Artista clave del pop art, y de quien Barcelona tiene una maravillosa escultura pública de la época de los Juegos Olímpicos, murió en 1997 y al año siguiente se formalizó su fundación para gestionar su legado y promocionar nuevas generaciones de artistas. Acorde con estos fines fundacionales, el gran beneficiario de la primera ronda de donaciones fue el Whitney Museum for American Art, quien tuvo la posibilidad de escoger, de entre todo el legado, más de 400 obras que complementarán las 26 que ya poseen, con la voluntad de formar un cuerpo propio y ayudar a entender mejor el arte de su tiempo.
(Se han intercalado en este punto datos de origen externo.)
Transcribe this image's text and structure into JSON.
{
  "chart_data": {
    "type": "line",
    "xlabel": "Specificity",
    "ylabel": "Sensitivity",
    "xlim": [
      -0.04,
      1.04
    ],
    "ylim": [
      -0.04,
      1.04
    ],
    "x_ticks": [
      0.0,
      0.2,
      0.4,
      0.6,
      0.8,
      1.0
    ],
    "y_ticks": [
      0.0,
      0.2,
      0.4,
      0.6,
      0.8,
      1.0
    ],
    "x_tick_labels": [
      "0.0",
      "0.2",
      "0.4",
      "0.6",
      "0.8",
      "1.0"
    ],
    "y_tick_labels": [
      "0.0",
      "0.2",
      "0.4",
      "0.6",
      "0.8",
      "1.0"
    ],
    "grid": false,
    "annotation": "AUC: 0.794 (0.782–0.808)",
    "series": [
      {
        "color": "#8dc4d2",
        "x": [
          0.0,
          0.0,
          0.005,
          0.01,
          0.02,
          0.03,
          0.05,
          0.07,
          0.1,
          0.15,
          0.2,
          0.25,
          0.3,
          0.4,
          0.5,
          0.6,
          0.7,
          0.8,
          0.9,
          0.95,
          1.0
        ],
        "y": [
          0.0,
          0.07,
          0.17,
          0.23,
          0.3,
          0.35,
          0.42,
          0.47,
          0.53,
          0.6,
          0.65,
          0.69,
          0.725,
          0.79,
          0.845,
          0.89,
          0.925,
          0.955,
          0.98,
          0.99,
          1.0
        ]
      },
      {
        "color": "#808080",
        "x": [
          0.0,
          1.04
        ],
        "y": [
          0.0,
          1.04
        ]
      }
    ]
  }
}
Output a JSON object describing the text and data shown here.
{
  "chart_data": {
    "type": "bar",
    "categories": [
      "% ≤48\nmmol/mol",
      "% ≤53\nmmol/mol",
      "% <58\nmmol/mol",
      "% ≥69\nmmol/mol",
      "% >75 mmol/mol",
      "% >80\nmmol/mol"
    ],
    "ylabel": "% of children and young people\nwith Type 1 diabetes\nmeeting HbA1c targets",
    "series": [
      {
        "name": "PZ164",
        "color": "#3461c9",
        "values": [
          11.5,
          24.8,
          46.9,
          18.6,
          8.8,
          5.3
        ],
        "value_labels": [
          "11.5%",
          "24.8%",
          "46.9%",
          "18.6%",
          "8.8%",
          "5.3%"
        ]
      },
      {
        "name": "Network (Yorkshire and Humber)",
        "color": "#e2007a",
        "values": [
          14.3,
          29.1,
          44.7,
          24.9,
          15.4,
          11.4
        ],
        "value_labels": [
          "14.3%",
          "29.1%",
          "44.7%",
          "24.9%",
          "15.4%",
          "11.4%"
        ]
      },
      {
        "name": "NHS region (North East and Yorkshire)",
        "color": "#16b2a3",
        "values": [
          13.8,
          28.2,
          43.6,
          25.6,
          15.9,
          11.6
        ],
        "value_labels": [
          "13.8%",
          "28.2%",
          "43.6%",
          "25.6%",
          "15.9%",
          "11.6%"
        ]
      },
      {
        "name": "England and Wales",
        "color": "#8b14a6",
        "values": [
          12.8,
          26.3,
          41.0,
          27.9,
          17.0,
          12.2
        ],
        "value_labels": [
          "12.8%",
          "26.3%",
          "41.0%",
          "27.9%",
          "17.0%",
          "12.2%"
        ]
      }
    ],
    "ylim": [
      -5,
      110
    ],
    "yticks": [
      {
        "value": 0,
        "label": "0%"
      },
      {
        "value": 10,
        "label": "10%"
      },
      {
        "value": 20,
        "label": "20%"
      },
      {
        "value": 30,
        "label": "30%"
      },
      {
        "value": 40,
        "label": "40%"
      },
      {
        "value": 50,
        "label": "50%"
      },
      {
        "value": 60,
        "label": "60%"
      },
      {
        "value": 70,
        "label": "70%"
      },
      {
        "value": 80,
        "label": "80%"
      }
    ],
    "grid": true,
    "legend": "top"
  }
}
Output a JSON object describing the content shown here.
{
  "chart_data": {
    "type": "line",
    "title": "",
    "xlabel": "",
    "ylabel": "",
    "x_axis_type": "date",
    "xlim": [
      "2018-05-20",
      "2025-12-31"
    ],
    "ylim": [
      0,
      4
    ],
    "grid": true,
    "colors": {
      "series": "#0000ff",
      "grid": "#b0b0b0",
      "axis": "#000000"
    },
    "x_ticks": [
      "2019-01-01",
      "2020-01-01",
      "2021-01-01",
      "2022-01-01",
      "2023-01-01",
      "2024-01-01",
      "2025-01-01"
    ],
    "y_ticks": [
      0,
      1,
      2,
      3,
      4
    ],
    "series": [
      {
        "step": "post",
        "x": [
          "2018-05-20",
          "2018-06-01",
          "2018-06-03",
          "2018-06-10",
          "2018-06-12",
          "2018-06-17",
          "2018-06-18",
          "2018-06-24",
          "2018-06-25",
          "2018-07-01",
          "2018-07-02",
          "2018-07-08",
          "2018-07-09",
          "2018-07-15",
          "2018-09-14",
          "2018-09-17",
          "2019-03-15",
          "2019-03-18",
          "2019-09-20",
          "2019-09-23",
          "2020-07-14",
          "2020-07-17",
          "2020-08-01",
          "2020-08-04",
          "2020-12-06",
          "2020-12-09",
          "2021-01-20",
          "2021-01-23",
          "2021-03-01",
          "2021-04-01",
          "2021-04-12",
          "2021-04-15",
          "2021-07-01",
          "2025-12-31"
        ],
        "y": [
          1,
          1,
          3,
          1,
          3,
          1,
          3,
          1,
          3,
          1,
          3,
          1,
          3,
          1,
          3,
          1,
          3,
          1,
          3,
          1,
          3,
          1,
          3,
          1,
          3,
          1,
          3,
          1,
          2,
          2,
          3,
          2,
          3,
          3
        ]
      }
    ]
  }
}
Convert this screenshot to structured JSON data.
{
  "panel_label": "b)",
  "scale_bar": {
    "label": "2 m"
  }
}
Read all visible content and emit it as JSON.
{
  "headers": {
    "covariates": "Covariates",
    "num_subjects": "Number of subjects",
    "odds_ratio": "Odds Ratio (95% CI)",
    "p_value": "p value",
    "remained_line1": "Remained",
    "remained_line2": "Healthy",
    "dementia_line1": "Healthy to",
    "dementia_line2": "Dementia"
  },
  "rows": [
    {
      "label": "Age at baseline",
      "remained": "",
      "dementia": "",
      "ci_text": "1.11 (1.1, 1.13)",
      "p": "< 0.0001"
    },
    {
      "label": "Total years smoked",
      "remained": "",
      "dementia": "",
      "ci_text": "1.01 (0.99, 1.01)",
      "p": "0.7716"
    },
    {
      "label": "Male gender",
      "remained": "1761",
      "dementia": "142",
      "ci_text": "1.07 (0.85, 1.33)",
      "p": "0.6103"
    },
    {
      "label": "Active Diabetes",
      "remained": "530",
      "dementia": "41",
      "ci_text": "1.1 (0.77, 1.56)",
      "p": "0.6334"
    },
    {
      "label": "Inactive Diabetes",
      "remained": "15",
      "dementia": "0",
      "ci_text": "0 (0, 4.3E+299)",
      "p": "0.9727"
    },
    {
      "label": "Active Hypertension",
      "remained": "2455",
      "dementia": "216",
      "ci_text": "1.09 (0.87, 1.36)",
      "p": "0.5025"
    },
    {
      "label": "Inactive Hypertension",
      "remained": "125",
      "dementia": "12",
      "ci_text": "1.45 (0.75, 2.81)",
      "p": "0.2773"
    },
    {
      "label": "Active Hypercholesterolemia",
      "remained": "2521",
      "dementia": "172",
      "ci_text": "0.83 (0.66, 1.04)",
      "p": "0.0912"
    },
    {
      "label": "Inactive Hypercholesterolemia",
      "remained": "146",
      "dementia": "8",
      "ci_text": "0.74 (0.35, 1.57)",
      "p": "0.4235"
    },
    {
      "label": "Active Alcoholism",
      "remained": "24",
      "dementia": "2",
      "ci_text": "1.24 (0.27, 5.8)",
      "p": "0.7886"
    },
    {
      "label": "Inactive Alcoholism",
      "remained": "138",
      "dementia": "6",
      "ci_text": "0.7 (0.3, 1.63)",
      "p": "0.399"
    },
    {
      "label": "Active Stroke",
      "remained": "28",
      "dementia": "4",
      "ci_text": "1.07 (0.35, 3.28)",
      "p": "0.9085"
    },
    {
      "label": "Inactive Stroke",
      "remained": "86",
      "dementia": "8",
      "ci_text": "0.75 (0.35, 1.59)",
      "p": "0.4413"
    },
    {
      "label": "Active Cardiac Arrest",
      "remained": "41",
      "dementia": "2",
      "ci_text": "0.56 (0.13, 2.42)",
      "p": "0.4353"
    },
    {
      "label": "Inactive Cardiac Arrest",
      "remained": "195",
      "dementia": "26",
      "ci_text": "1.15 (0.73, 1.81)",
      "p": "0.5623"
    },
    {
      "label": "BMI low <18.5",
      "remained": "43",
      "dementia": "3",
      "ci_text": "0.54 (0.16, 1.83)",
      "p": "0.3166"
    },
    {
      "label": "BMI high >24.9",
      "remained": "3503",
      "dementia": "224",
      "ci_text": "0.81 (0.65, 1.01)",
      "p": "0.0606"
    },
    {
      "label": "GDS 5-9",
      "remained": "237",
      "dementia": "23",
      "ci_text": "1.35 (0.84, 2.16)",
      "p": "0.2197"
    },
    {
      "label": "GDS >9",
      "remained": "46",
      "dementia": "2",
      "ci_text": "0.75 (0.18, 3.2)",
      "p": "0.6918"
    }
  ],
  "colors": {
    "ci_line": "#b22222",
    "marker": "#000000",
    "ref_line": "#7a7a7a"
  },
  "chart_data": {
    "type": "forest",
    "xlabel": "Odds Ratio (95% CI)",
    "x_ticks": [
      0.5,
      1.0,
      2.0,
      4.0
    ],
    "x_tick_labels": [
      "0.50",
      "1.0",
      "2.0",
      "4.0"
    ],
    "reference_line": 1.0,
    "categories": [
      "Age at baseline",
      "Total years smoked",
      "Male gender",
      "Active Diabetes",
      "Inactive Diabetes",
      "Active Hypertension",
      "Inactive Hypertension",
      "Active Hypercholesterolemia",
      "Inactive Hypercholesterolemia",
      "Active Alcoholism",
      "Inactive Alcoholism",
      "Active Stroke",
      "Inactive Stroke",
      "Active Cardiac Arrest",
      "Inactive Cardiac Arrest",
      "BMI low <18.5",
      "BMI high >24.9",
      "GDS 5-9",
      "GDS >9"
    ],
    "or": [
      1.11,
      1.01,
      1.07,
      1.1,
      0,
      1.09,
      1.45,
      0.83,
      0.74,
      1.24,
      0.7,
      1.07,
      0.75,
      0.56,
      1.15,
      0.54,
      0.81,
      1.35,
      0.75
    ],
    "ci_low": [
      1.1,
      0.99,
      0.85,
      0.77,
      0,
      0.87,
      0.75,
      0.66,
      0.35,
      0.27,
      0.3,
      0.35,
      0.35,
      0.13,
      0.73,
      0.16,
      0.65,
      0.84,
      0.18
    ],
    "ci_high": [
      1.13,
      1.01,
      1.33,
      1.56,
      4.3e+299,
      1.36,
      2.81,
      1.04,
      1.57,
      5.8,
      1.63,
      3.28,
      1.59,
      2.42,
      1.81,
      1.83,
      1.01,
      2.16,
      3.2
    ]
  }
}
Paralelamente, los archivos irán al Smithsonian Archive of American Art, para ser digitalizados.
Este será un proceso que muchas otras fundaciones de artistas observarán muy de cerca, porque el hecho de que cada artista cree su propia fundación, si bien les permite mantener el control y gestión de su obra, e incluso una vez muertos, seguir con su misión predefinida, es poco sostenible. Una fundación es una institución jurídica costosa y al margen de donarle la obra es necesario dotarla de fondos suficientes para que tenga viabilidad financiera. En Barcelona mismo hemos visto estos últimos años como algunas de ellas languidecían o incluso desaparecían. Por lo que ante la proliferación de tantas fundaciones de artistas, la estrategia de la Lichtenstein de integrar sus mejores obras en un museo de referencia con quien comparte misión puede suponer un espaldarazo para el conocimiento y la divulgación del artista.